Starting out this week with a good post on something I think the devops movement has made more common, or at least more visible; people moving between adjacent engineering roles, whether systems administration to development or to information security. Lots of other posts on large tech company architectures, hindsight applied to Kubernetes and new tools for monitoring and machine learning.
StackHawk sponsors Devops Weekly
Check out how we have built our microservices in Kubernetes here at StackHawk.
A post on moving from systems administration to information security, with good observations of the advantage of being new to a topic and how a variety of skills help when moving to different roles.
Hindsight is an interesting design tool for future systems. This post, from someone ver familiar with its working, looks at what applying hindsight and some opinions to Kubernetes might mean if you build a new container orchestrator.
An interesting post on scaling CI/CD pipelines across development teams, with a focus on self-service.
A breakdown of the recent large AWS outage, based on the public information but with a useful diagram to understand the apparent architecture and a handy list of the proposed plans to avoid similar issues in the future.
Software is always rooted in when it was first written. This post touches on GitHub’s architecture and technology choices and also how, and why, that’s evolving.
Details of scaling datastores, from active/active MySQL clusters to using Vitess.
The Kubernetes API is designed to be extended with new resources. This post looks at a more flexible Deployment resource which supports more fine grained control around rollout and running multiple versions of a service at the same time.
Opstrace is a new horizontally-scalable metrics and logs platform, optimised for installation on cloud platforms. It exposes a prometheus-compatible API, as well as working with a variety of agents like those from Fluentd and Datadog.

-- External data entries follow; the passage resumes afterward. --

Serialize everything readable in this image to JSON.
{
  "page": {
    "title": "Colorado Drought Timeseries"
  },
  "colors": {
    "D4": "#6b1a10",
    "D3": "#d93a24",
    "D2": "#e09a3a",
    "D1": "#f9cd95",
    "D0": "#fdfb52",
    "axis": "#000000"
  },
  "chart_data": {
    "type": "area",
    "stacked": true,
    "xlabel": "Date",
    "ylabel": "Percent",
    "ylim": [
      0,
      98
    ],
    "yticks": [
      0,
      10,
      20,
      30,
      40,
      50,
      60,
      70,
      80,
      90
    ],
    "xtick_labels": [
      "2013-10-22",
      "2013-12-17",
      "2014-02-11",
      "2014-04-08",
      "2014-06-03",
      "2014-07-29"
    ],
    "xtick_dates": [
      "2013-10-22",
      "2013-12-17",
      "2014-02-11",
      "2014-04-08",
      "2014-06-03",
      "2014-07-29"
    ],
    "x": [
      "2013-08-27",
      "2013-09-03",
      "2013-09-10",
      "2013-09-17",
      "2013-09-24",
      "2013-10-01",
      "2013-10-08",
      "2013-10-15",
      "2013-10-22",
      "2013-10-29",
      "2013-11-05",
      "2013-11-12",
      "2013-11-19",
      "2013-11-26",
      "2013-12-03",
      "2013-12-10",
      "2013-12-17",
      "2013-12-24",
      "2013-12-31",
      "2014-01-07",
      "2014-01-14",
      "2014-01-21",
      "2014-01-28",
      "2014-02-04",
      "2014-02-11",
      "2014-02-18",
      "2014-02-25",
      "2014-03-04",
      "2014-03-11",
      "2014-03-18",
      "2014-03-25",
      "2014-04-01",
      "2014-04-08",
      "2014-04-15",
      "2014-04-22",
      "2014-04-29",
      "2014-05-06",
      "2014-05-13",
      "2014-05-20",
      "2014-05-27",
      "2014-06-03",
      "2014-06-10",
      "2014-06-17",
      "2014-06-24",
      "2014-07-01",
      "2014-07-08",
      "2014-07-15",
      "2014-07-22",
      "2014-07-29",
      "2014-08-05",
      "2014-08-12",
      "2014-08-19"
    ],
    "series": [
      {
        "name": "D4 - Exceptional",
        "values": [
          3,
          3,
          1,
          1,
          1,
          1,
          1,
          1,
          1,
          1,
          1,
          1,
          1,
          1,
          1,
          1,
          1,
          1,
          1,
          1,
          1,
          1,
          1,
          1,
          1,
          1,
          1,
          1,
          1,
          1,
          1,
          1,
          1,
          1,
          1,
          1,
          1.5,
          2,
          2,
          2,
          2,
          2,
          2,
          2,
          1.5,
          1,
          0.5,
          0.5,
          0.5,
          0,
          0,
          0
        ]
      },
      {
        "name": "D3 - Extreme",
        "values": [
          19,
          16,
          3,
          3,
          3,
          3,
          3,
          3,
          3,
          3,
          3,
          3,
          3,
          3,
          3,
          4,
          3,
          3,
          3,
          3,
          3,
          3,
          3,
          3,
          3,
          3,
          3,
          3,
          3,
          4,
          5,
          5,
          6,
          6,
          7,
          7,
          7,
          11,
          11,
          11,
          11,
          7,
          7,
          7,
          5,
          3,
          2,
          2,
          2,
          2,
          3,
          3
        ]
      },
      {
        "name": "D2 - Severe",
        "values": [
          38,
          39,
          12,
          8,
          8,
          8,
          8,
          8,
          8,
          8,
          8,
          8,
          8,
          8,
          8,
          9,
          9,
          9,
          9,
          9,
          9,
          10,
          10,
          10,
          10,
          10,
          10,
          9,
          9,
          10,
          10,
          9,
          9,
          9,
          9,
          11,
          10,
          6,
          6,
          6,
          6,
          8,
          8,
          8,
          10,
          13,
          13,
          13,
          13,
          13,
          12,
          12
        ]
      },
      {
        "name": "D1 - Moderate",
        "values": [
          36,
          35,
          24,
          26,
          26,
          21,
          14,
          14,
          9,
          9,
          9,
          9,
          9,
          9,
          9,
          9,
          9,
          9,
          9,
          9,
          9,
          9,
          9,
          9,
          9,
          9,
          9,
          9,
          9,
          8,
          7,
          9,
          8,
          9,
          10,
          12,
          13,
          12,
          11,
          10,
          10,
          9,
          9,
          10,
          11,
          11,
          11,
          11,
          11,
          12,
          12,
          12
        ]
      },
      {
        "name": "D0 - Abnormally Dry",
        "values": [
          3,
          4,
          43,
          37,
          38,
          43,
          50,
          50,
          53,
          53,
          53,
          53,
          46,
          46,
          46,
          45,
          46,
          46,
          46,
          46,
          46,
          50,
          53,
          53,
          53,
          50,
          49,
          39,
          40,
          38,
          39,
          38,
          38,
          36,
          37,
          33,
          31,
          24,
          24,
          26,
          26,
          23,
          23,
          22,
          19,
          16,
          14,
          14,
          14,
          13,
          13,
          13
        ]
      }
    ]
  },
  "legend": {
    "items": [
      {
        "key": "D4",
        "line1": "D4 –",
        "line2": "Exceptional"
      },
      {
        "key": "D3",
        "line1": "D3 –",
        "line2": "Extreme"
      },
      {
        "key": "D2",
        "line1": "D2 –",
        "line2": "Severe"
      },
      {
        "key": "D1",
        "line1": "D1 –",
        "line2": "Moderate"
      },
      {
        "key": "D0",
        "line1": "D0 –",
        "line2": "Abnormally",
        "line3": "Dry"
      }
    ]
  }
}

Replicate is a new tool that aims to solve version control problems for machine learning. It’s a python library that allows for snapshots to be saved in S3 or Google Cloud Storage and tools for retrieving and reusing those versions.
Nydus is a set of tools that aims to improve over the current OCI image specification in terms of container launching speed, image space and network bandwidth efficiency. The tutorial is a nice way of understanding how it works.